An Evaluation of the Earthquake Loading Capacity of Rammed Earth Walls

Abstract

Rammed earth construction has recently regained popularity around the world as a sustainable building alternative to traditional concrete. In the past few years, several studies have researched the effects of earthquakes on rammed earth through computer simulations and controlled laboratory testing. This project introduces a new, much simpler analysis method to model the overturning collapse mechanism of a rammed earth wall, and evaluate the lateral loading capacity of such walls. Physical testing was carried out to examine the accuracy of the theory that was first discussed. A material analysis and soil characterization of the earth used during testing at Princeton University was examined to find the ultimate compressive strength as well as its optimum water content. In the final phase of the project, a research trip to Nepal was conducted to build a rammed earth wall in partnership with a local organization. An overturning collapse system was also constructed on site to display the simplicity of such a test in a developing region.
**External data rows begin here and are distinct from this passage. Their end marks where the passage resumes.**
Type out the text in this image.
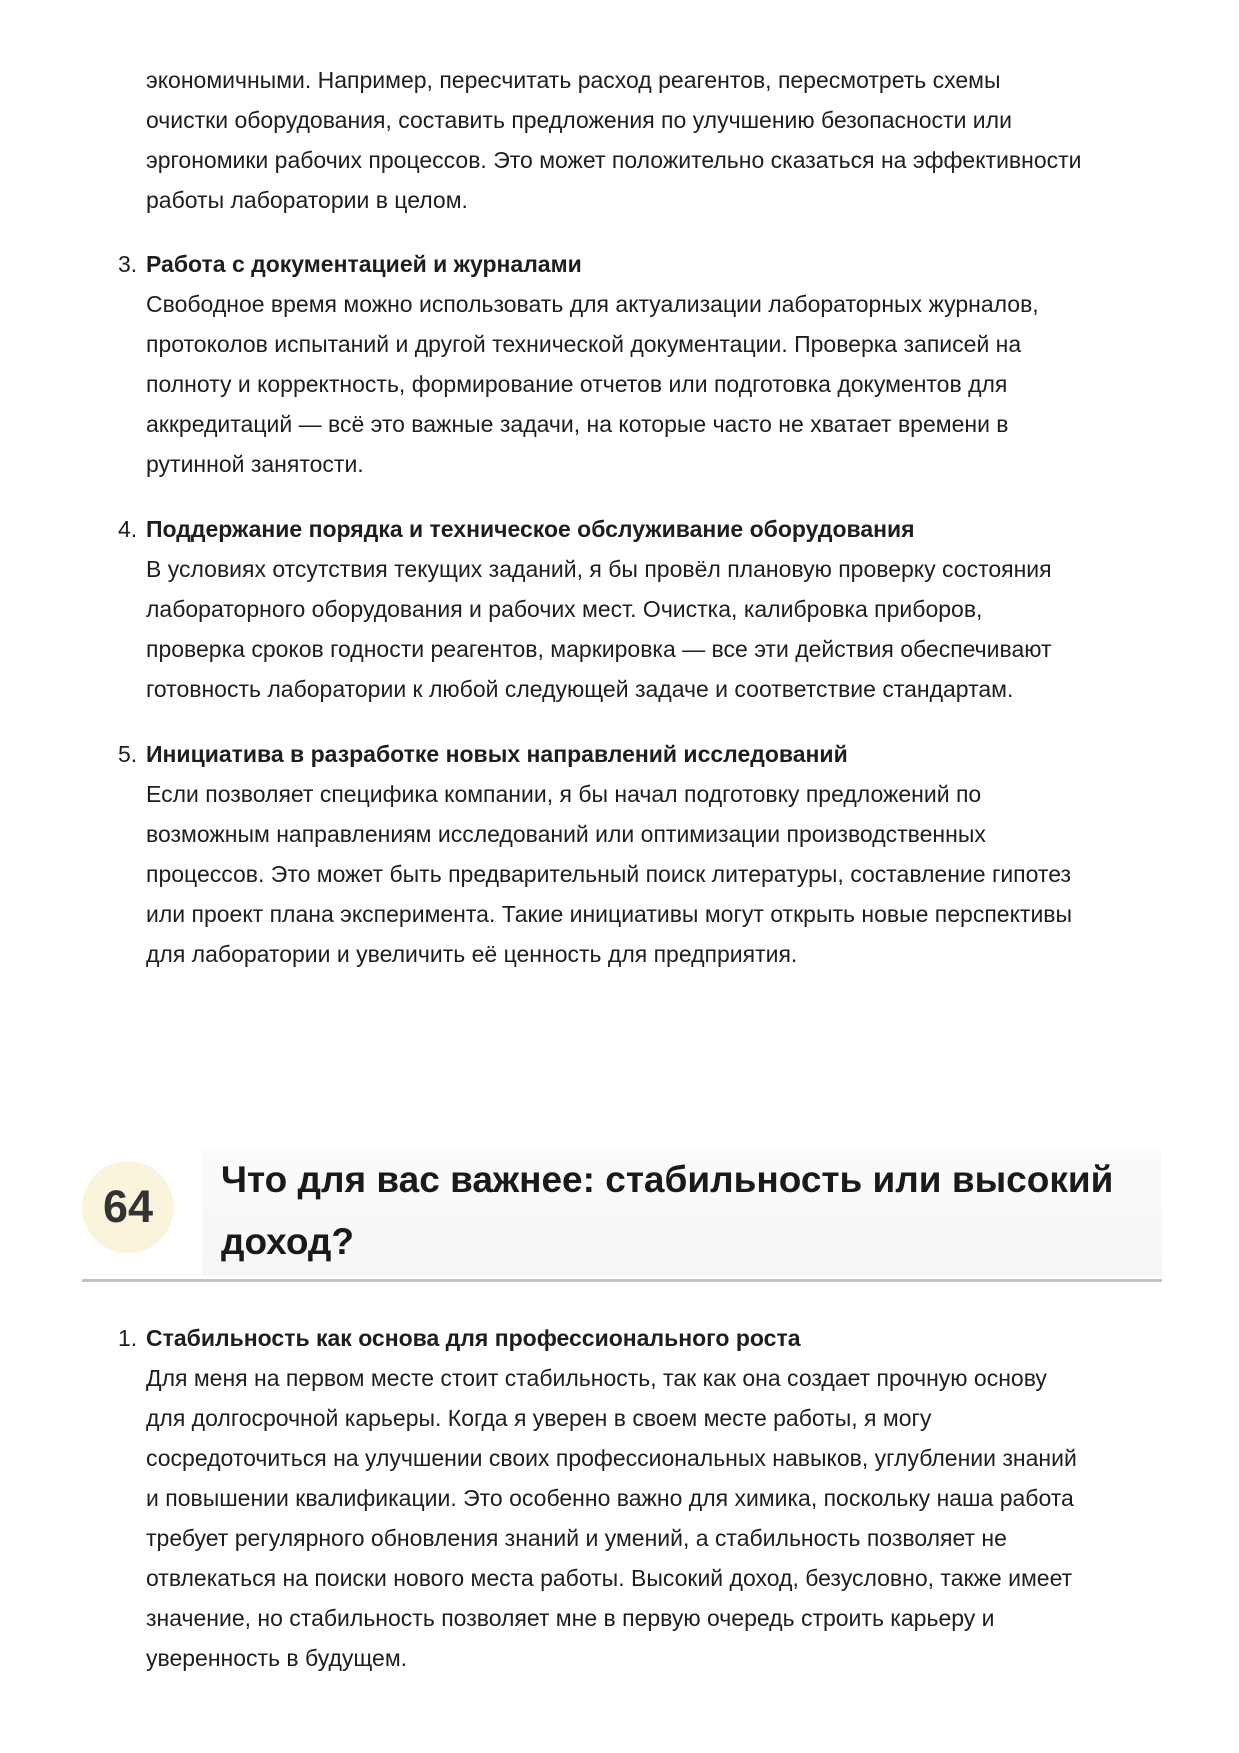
экономичными. Например, пересчитать расход реагентов, пересмотреть схемы
очистки оборудования, составить предложения по улучшению безопасности или
эргономики рабочих процессов. Это может положительно сказаться на эффективности
работы лаборатории в целом.
3. Работа с документацией и журналами
Свободное время можно использовать для актуализации лабораторных журналов,
протоколов испытаний и другой технической документации. Проверка записей на
полноту и корректность, формирование отчетов или подготовка документов для
аккредитаций — всё это важные задачи, на которые часто не хватает времени в
рутинной занятости.
4. Поддержание порядка и техническое обслуживание оборудования
В условиях отсутствия текущих заданий, я бы провёл плановую проверку состояния
лабораторного оборудования и рабочих мест. Очистка, калибровка приборов,
проверка сроков годности реагентов, маркировка — все эти действия обеспечивают
готовность лаборатории к любой следующей задаче и соответствие стандартам.
5. Инициатива в разработке новых направлений исследований
Если позволяет специфика компании, я бы начал подготовку предложений по
возможным направлениям исследований или оптимизации производственных
процессов. Это может быть предварительный поиск литературы, составление гипотез
или проект плана эксперимента. Такие инициативы могут открыть новые перспективы
для лаборатории и увеличить её ценность для предприятия.
64
Что для вас важнее: стабильность или высокий
доход?
1. Стабильность как основа для профессионального роста
Для меня на первом месте стоит стабильность, так как она создает прочную основу
для долгосрочной карьеры. Когда я уверен в своем месте работы, я могу
сосредоточиться на улучшении своих профессиональных навыков, углублении знаний
и повышении квалификации. Это особенно важно для химика, поскольку наша работа
требует регулярного обновления знаний и умений, а стабильность позволяет не
отвлекаться на поиски нового места работы. Высокий доход, безусловно, также имеет
значение, но стабильность позволяет мне в первую очередь строить карьеру и
уверенность в будущем.
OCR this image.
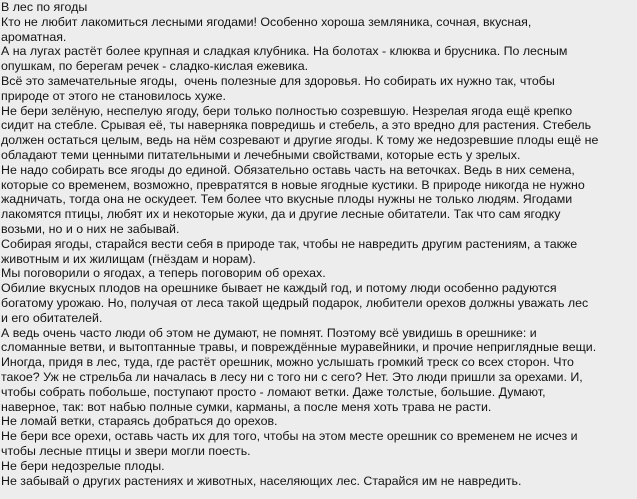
В лес по ягоды
Кто не любит лакомиться лесными ягодами! Особенно хороша земляника, сочная, вкусная,
ароматная.
А на лугах растёт более крупная и сладкая клубника. На болотах - клюква и брусника. По лесным
опушкам, по берегам речек - сладко-кислая ежевика.
Всё это замечательные ягоды,  очень полезные для здоровья. Но собирать их нужно так, чтобы
природе от этого не становилось хуже.
Не бери зелёную, неспелую ягоду, бери только полностью созревшую. Незрелая ягода ещё крепко
сидит на стебле. Срывая её, ты наверняка повредишь и стебель, а это вредно для растения. Стебель
должен остаться целым, ведь на нём созревают и другие ягоды. К тому же недозревшие плоды ещё не
обладают теми ценными питательными и лечебными свойствами, которые есть у зрелых.
Не надо собирать все ягоды до единой. Обязательно оставь часть на веточках. Ведь в них семена,
которые со временем, возможно, превратятся в новые ягодные кустики. В природе никогда не нужно
жадничать, тогда она не оскудеет. Тем более что вкусные плоды нужны не только людям. Ягодами
лакомятся птицы, любят их и некоторые жуки, да и другие лесные обитатели. Так что сам ягодку
возьми, но и о них не забывай.
Собирая ягоды, старайся вести себя в природе так, чтобы не навредить другим растениям, а также
животным и их жилищам (гнёздам и норам).
Мы поговорили о ягодах, а теперь поговорим об орехах.
Обилие вкусных плодов на орешнике бывает не каждый год, и потому люди особенно радуются
богатому урожаю. Но, получая от леса такой щедрый подарок, любители орехов должны уважать лес
и его обитателей.
А ведь очень часто люди об этом не думают, не помнят. Поэтому всё увидишь в орешнике: и
сломанные ветви, и вытоптанные травы, и повреждённые муравейники, и прочие неприглядные вещи.
Иногда, придя в лес, туда, где растёт орешник, можно услышать громкий треск со всех сторон. Что
такое? Уж не стрельба ли началась в лесу ни с того ни с сего? Нет. Это люди пришли за орехами. И,
чтобы собрать побольше, поступают просто - ломают ветки. Даже толстые, большие. Думают,
наверное, так: вот набью полные сумки, карманы, а после меня хоть трава не расти.
Не ломай ветки, стараясь добраться до орехов.
Не бери все орехи, оставь часть их для того, чтобы на этом месте орешник со временем не исчез и
чтобы лесные птицы и звери могли поесть.
Не бери недозрелые плоды.
Не забывай о других растениях и животных, населяющих лес. Старайся им не навредить.
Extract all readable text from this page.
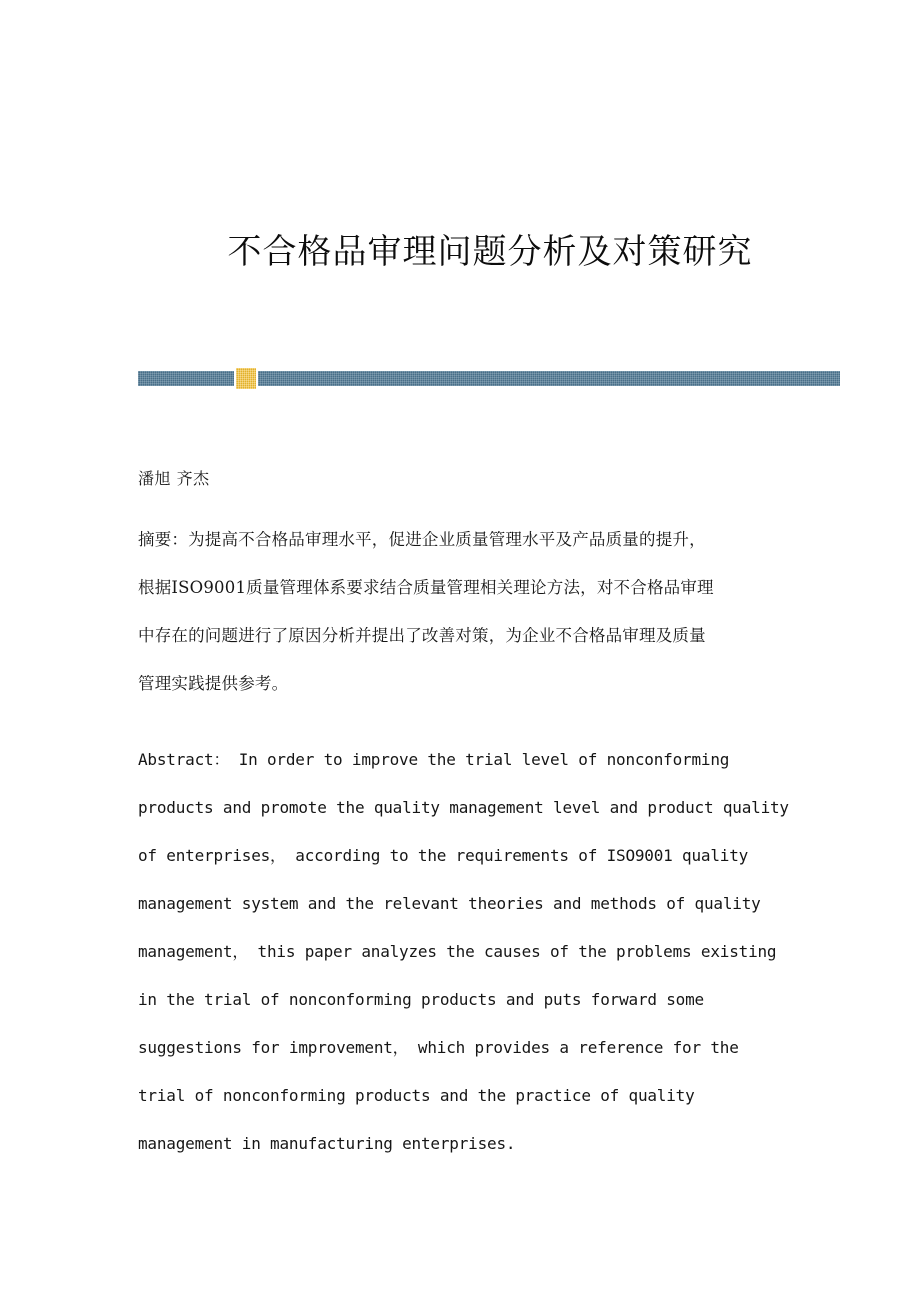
不合格品审理问题分析及对策研究

潘旭 齐杰

摘要：为提高不合格品审理水平，促进企业质量管理水平及产品质量的提升，
根据ISO9001质量管理体系要求结合质量管理相关理论方法，对不合格品审理
中存在的问题进行了原因分析并提出了改善对策，为企业不合格品审理及质量
管理实践提供参考。
Abstract： In order to improve the trial level of nonconforming
products and promote the quality management level and product quality
of enterprises， according to the requirements of ISO9001 quality
management system and the relevant theories and methods of quality
management， this paper analyzes the causes of the problems existing
in the trial of nonconforming products and puts forward some
suggestions for improvement， which provides a reference for the
trial of nonconforming products and the practice of quality
management in manufacturing enterprises.
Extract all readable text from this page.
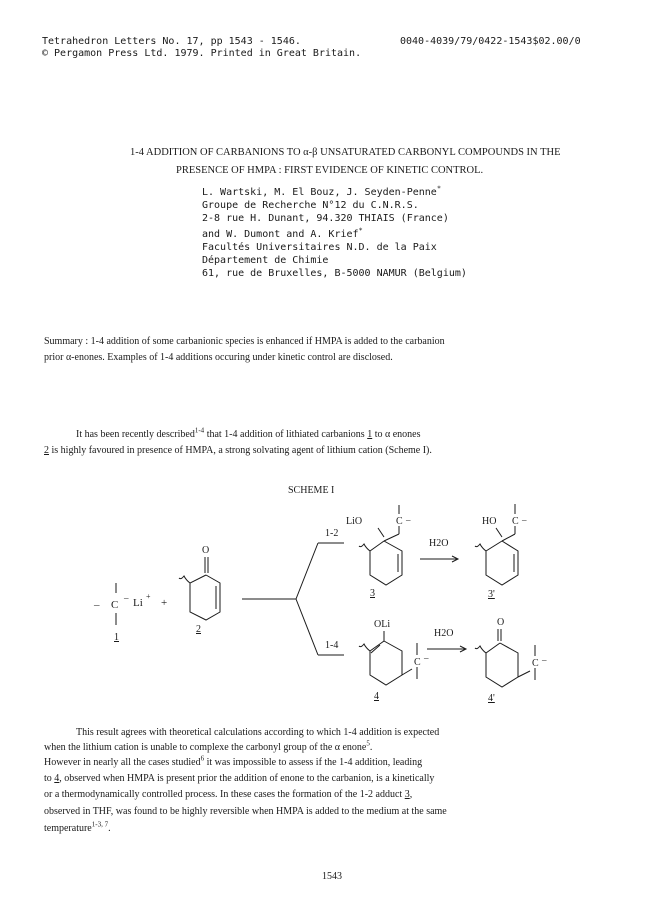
Tetrahedron Letters No. 17, pp 1543 - 1546.
© Pergamon Press Ltd. 1979. Printed in Great Britain.
0040-4039/79/0422-1543$02.00/0
1-4 ADDITION OF CARBANIONS TO α-β UNSATURATED CARBONYL COMPOUNDS IN THE
PRESENCE OF HMPA : FIRST EVIDENCE OF KINETIC CONTROL.
L. Wartski, M. El Bouz, J. Seyden-Penne*
Groupe de Recherche N°12 du C.N.R.S.
2-8 rue H. Dunant, 94.320 THIAIS (France)
and W. Dumont and A. Krief*
Facultés Universitaires N.D. de la Paix
Département de Chimie
61, rue de Bruxelles, B-5000 NAMUR (Belgium)
Summary : 1-4 addition of some carbanionic species is enhanced if HMPA is added to the carbanion
prior α-enones. Examples of 1-4 additions occuring under kinetic control are disclosed.
It has been recently described$^{1-4}$ that 1-4 addition of lithiated carbanions 1 to α enones
2 is highly favoured in presence of HMPA, a strong solvating agent of lithium cation (Scheme I).
SCHEME I
– C
– Li
+
+
1
O
2
1-2
1-4
LiO	C –
3
H2O
HO C –
3'
OLi
C –
4
H2O
O
C –
4'
This result agrees with theoretical calculations according to which 1-4 addition is expected
when the lithium cation is unable to complexe the carbonyl group of the α enone$^5$.
However in nearly all the cases studied$^6$ it was impossible to assess if the 1-4 addition, leading
to 4, observed when HMPA is present prior the addition of enone to the carbanion, is a kinetically
or a thermodynamically controlled process. In these cases the formation of the 1-2 adduct 3,
observed in THF, was found to be highly reversible when HMPA is added to the medium at the same
temperature$^{1-3, 7}$.
1543
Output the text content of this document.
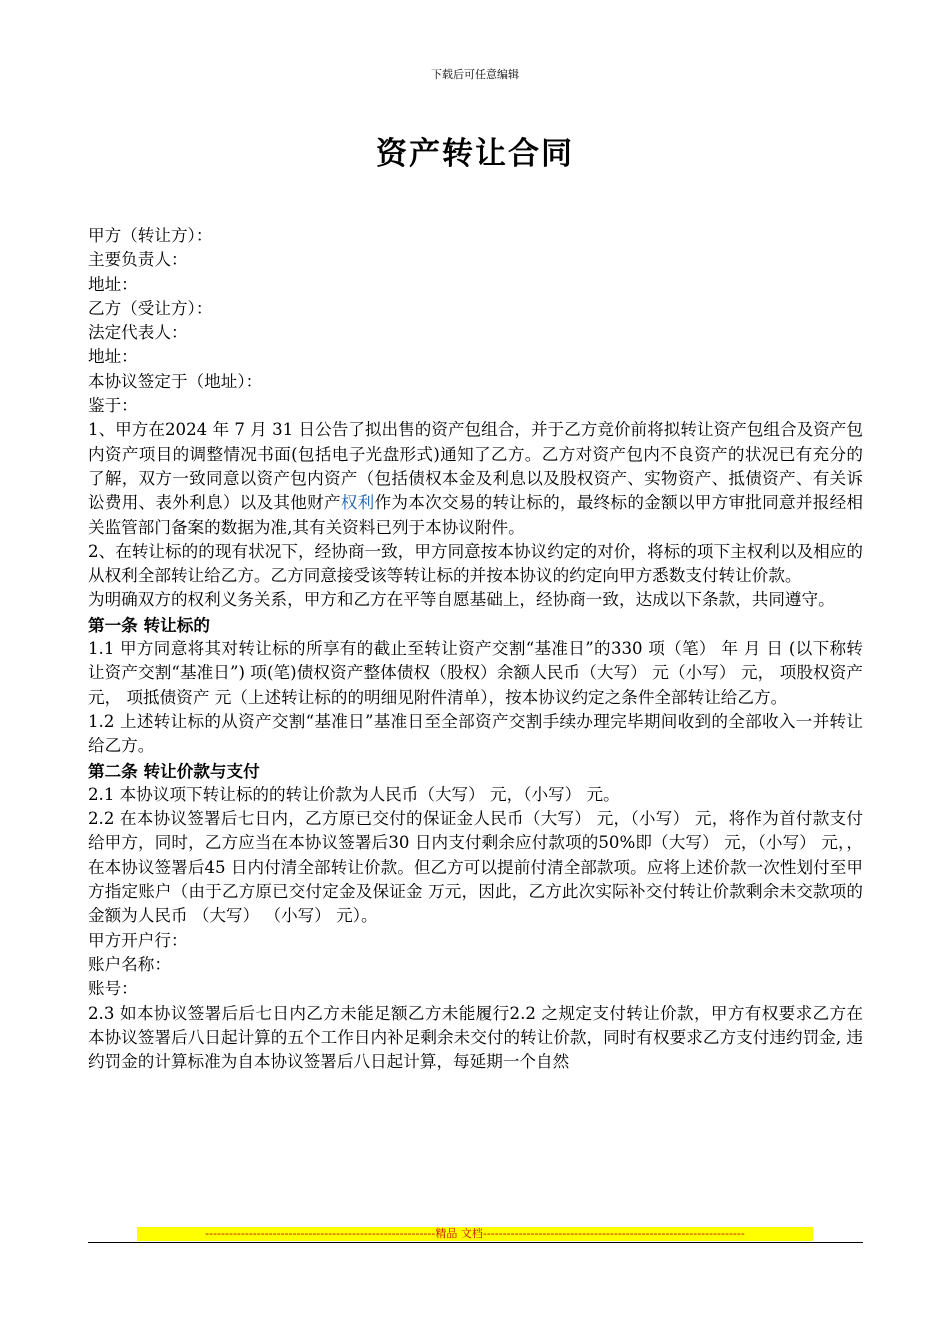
下载后可任意编辑
资产转让合同

甲方（转让方）：

主要负责人：

地址：

乙方（受让方）：

法定代表人：

地址：

本协议签定于（地址）：

鉴于：

1、甲方在2024 年 7 月 31 日公告了拟出售的资产包组合，并于乙方竞价前将拟转让资产包组合及资产包内资产项目的调整情况书面(包括电子光盘形式)通知了乙方。乙方对资产包内不良资产的状况已有充分的了解，双方一致同意以资产包内资产（包括债权本金及利息以及股权资产、实物资产、抵债资产、有关诉讼费用、表外利息）以及其他财产权利作为本次交易的转让标的，最终标的金额以甲方审批同意并报经相关监管部门备案的数据为准,其有关资料已列于本协议附件。

2、在转让标的的现有状况下，经协商一致，甲方同意按本协议约定的对价，将标的项下主权利以及相应的从权利全部转让给乙方。乙方同意接受该等转让标的并按本协议的约定向甲方悉数支付转让价款。

为明确双方的权利义务关系，甲方和乙方在平等自愿基础上，经协商一致，达成以下条款，共同遵守。

第一条 转让标的

1.1 甲方同意将其对转让标的所享有的截止至转让资产交割“基准日”的330 项（笔） 年 月 日 (以下称转让资产交割“基准日”) 项(笔)债权资产整体债权（股权）余额人民币（大写） 元（小写） 元， 项股权资产 元， 项抵债资产 元（上述转让标的的明细见附件清单），按本协议约定之条件全部转让给乙方。

1.2 上述转让标的从资产交割“基准日”基准日至全部资产交割手续办理完毕期间收到的全部收入一并转让给乙方。

第二条 转让价款与支付

2.1 本协议项下转让标的的转让价款为人民币（大写） 元，（小写） 元。

2.2 在本协议签署后七日内，乙方原已交付的保证金人民币（大写） 元，（小写） 元，将作为首付款支付给甲方，同时，乙方应当在本协议签署后30 日内支付剩余应付款项的50%即（大写） 元，（小写） 元，，在本协议签署后45 日内付清全部转让价款。但乙方可以提前付清全部款项。应将上述价款一次性划付至甲方指定账户（由于乙方原已交付定金及保证金 万元，因此，乙方此次实际补交付转让价款剩余未交款项的金额为人民币 （大写） （小写） 元）。

甲方开户行：

账户名称：

账号：

2.3 如本协议签署后后七日内乙方未能足额乙方未能履行2.2 之规定支付转让价款，甲方有权要求乙方在本协议签署后八日起计算的五个工作日内补足剩余未交付的转让价款，同时有权要求乙方支付违约罚金, 违约罚金的计算标准为自本协议签署后八日起计算，每延期一个自然

----------------------------------------------------------精品 文档------------------------------------------------------------------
The results of these experiments confirmed the manner of lateral collapse of a rammed earth wall. However, without precise quantitative measurements to verify the predicted force at the point of overturning, further testing needs to be carried out to confidently apply the theory. In future research, additional modifications should also be made to the theory to accommodate many of the reinforcement technologies that exist in rammed earth buildings in Nepal. Rammed earth has the opportunity to solve the major housing crisis this planet will face in the near future. Understanding the behavior of the material when subjected to earthquakes will be crucial in developing a more rigorous building standard to better design rammed earth structures in the future.